Soal pajak, saya pernah menggagalkan atau setidaknya menamplek niat baik seorang wajib pajak, karena sedang liputan soal pembuatan NPWP tahun lalu, maka saya jadi sering ke kantor pajak.

Ceritanya berawal, juga berakhir, dari soal kenapa warga negara yang seharusnya masih disubsidi juga harus membayar pajak, dan kemana sih larinya pajak itu? APBN? berapa persen APBN teralokasikan dengan benar? Kalau saya bukan memilih jadi "Wajib Pajak" karena saya sedari awal punya alasan, seperti sudah membayar zakat dan infaq, tak mau kena pajak berlapis, dan sebagian uang pajak itu untuk memfasilitasi orang baik sehingga berubah jadi jahat dengan korupsi.

Wajib pajak yang terkemplang niatnya dengan alasan saya itu benar-benar memutuskan untuk mengikuti jejak saya, padahal dari kumis dan jenggotnya saya kira usianya 10 tahun diatas saya, atau bahkan lebih.

Maka dalam sebuah perbincangan dengan bekas pejabat negara yang tergolong bersih dan suka bersih-bersih, beliau bercerita banyak tentang lingkungan kerjanya yang kalau tidak dikuat-kuatkan, dia sudah mundur sejak awal tahun ia menjabat.

Saya belum sempat berbincang dengan Aburizal Bakrie, klan pribumi yang sukses menjadi pengusaha, sebuah "penyimpangan tradisi" dalam hukum ekonomi negeri ini, 'masa' pribumi bisa sukses?", begitu kira-kira ungkapan yang pas mengingat selama ini kentalnya komunisme china telah menguasai perdagangan hilir sampai hulu negri ini.

Andai saya bertemu Bang Ical, saya mau bertanya:
"Bang, bener nggak sih perusahaan abang mengemplang sebagian pajak?"

Saya berharap mendapat jawaban begini,
"Mengemplang? tentu tidak, hanya menunda saja karena yang teriak-teriak menagih pajak saya itu kan karena menganggap tahun ini "kering"?"

"Maksud abang?" saya pura-pura blo'on, padahal cuma bodho dan kelewat polos.

"Begini, kalau aku tunda sebentar pembayaran pajak untuk mengembangkan perusahaan, banyak keluarga tertolong karena mereka tetap bekerja dan mendapatkan nafkah." Kira-kira begitulah mantan menkokesra tersebut memberi penjelasan, menunjukkan kematangan pejabat negara yang tak mau melihat rakyatnya kelaparan, ia tidak cocok jadi politisi rupanya, karena bagi politisi perut rakyat yang lapar adalah alat agar dengan goceng atau ceban bisa diberangkatkan dalam mobilisasi massa.

"Coba Har, kalau saya bayar sekarang, lunas, apakah akan mengurangi rakyat yang kelaparan, atau berada dibawah garis kemiskinan? mungkin akan bertambah, karena uang itu hanya dikuasai oleh segelintir orang yang tidak biasa berbisnis, tapi menjadikan uang sebagai alat politik." Jelasnya gamblang.

"Berarti abang tidak rela uang hasil kerja abang
dikorupsi?"

"Bukan soal rela atau tidak rela, itu kan urusan sama Tuhan, tapi ada prioritas yang harus didahulukan."

"Soal Lapindo, bagaimana?"

"Lapindo itu kan mudah, ada yang harus diselesaikan secara hukum perdata, ada unsur yang harus ditinjau kemungkinannya tersangkut hukum pidana, dan ada yang harus dipertanggung jawabkan secara moral.

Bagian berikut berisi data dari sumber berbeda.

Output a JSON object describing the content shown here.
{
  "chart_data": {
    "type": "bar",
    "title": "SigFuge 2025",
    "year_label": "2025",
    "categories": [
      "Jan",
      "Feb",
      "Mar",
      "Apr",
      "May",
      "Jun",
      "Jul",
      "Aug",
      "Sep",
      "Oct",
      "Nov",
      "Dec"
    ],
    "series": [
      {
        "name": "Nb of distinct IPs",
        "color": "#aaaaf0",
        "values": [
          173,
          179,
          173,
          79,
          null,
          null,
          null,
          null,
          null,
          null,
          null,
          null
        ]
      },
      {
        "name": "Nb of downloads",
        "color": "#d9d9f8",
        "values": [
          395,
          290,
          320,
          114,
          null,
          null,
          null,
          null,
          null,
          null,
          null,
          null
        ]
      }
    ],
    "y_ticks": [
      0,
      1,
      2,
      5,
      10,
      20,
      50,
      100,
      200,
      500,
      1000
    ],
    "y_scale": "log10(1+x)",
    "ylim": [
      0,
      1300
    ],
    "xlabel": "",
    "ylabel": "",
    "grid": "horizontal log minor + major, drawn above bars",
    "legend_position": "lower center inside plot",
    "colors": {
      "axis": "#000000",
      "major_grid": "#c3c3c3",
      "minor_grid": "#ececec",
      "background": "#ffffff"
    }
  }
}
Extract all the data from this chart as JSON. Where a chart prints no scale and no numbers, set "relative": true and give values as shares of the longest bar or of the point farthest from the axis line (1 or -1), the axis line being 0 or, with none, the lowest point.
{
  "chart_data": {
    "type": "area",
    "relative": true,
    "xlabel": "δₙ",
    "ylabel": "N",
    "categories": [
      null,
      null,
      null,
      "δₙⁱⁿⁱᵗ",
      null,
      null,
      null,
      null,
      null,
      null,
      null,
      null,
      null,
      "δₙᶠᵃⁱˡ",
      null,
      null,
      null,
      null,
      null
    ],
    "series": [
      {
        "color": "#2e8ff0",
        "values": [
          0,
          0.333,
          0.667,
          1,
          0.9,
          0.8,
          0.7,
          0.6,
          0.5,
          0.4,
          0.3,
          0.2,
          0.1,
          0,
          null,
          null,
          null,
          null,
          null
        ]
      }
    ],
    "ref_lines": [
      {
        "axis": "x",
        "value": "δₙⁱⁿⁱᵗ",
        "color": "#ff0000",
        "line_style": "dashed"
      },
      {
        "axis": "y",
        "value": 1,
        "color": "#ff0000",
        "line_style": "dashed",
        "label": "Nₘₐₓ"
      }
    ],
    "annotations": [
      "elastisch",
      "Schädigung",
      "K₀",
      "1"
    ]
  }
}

Yang sudah terselesaikan dengan baik, warganya sekarang lebih maju, lebih sejahtera, sampai mengantri kuota haji dalam 3 tahun terakhir. Yang belum selesai itu kan karena mereka dipolitisir, ya kasusnya, ya orang-orangnya."

"Ooo..." kata saya dalam 3 huruf sama sejajar yang tak sempat terucap, hanya jadi sebentuk lingkaran kecil dalam sebuah kemonyongan mulut, tak cukup untuk memasukkan sepotong kemplang dari warung nasi pinggir jalan Pakelan, warung Mbok Eblek.